Time Complexity: Reverse Bits of a Number
O(1)
0
0
Reverse Bits of a Number in DSA C - Time & Space Complexity
Understanding Time Complexity
We want to understand how the time needed to reverse bits in a number changes as the number size changes.
Specifically, how does the number of steps grow when we reverse bits of a number?
Scenario Under Consideration
Analyze the time complexity of the following code snippet.
unsigned int reverseBits(unsigned int n) {
unsigned int result = 0;
for (int i = 0; i < 32; i++) {
result <<= 1;
result |= (n & 1);
n >>= 1;
}
return result;
}
This code reverses the bits of a 32-bit unsigned integer by shifting and masking each bit.
Identify Repeating Operations
Identify the loops, recursion, array traversals that repeat.
- Primary operation: The for-loop runs 32 times, processing one bit each time.
- How many times: Exactly 32 times, once for each bit in the number.
How Execution Grows With Input
Since the loop runs a fixed 32 times regardless of the number's value, the steps do not grow with input size.
| Input Size (bits) | Approx. Operations |
|---|---|
| 10 | 32 (fixed) |
| 100 | 32 (fixed) |
| 1000 | 32 (fixed) |
Pattern observation: The number of operations stays the same because the bit size is fixed.
Final Time Complexity
Time Complexity: O(1)
This means the time to reverse bits does not grow with input size because the number of bits is fixed.
Common Mistake
[X] Wrong: "The time to reverse bits grows with the number's value or size."
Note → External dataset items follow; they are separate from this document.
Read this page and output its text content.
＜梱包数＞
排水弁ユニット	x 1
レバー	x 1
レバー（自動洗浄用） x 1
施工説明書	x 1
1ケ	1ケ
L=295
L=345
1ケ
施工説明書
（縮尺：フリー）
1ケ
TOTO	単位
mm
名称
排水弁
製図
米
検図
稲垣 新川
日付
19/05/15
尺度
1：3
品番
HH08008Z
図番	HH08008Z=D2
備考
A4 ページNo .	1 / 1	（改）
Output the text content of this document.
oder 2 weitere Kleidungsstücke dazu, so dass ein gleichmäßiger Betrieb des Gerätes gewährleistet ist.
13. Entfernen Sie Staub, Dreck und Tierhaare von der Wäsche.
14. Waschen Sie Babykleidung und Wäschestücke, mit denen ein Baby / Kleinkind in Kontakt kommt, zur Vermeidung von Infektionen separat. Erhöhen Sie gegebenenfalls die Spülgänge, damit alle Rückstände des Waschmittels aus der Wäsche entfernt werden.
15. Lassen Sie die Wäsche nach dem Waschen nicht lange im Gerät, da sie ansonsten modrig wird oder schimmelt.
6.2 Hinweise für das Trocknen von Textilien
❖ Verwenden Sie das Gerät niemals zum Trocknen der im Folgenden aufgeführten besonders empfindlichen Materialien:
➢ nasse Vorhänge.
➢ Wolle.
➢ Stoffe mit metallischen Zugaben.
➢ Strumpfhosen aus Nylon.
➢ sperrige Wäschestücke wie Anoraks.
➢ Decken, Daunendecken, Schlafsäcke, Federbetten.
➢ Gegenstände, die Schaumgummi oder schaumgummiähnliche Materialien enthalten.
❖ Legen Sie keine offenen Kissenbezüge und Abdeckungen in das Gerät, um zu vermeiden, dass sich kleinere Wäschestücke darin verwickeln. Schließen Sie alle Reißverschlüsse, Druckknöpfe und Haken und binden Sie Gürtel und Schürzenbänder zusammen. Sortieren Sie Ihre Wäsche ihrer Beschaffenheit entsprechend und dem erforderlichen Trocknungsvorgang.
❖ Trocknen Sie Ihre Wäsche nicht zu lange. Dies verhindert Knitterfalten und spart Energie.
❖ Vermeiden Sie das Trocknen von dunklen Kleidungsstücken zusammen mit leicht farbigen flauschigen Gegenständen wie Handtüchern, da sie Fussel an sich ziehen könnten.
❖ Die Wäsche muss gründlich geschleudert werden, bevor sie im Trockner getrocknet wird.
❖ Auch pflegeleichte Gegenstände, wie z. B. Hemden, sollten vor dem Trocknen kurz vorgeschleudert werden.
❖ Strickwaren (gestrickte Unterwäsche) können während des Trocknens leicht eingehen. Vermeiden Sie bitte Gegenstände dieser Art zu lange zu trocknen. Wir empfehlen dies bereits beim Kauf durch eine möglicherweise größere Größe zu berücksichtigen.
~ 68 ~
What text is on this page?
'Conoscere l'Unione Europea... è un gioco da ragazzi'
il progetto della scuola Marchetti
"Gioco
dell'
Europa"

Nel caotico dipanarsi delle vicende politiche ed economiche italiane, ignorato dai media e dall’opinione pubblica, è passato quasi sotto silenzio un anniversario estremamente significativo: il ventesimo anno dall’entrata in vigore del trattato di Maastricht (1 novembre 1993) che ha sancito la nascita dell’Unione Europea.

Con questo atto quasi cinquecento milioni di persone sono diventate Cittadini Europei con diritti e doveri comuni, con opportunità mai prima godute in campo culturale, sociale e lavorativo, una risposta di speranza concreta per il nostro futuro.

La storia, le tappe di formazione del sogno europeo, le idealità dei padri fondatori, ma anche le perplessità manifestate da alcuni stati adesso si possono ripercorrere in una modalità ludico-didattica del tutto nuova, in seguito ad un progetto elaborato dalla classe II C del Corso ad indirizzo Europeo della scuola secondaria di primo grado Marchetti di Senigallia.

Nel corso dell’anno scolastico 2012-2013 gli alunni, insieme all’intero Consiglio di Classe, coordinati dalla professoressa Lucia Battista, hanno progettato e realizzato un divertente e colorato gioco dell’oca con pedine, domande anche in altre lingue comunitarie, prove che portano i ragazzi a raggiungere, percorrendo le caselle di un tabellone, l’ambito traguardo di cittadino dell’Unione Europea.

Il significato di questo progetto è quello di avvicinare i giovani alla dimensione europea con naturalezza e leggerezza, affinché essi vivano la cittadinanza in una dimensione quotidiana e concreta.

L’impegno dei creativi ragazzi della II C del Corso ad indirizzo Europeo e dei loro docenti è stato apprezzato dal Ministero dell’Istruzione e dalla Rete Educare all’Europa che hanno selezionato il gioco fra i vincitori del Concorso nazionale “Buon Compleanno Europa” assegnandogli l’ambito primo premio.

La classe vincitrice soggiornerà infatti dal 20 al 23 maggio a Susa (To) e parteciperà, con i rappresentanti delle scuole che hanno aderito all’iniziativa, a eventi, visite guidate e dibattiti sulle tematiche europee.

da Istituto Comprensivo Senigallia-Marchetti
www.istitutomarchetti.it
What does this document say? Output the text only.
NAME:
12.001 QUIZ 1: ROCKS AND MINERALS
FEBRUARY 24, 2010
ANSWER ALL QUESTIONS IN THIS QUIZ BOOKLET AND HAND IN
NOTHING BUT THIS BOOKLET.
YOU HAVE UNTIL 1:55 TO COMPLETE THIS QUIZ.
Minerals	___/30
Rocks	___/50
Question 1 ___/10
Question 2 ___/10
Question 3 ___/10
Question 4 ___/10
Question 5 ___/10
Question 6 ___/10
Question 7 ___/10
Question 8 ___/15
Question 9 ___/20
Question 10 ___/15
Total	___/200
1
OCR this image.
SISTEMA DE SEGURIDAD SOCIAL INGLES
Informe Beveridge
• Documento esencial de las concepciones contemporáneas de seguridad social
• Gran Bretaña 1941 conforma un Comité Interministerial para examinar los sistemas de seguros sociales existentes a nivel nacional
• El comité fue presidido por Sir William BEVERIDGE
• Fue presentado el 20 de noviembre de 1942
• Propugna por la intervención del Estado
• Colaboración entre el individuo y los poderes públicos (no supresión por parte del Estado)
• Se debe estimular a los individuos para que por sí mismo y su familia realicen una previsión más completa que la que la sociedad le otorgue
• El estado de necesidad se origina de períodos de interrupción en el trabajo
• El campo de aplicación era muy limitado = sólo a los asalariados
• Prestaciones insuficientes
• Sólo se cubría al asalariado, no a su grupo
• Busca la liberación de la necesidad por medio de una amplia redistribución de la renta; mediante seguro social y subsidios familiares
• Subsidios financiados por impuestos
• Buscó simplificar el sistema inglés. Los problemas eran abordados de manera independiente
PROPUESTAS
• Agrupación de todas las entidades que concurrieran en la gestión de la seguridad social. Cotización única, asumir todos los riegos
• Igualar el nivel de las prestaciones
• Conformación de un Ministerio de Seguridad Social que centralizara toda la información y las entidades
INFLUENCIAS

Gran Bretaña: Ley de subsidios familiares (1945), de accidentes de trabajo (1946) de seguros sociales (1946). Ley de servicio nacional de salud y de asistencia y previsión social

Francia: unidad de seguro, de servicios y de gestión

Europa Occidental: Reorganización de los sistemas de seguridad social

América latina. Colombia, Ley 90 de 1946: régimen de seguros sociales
[OK] Correct: The code always processes a fixed number of bits (32), so time depends on bit length, not the number's value.
Interview Connect
Understanding fixed-time operations like bit reversal helps you reason about low-level data manipulation efficiently, a useful skill in many coding challenges.
Self-Check
"What if we changed the input to a variable bit-length number? How would the time complexity change?"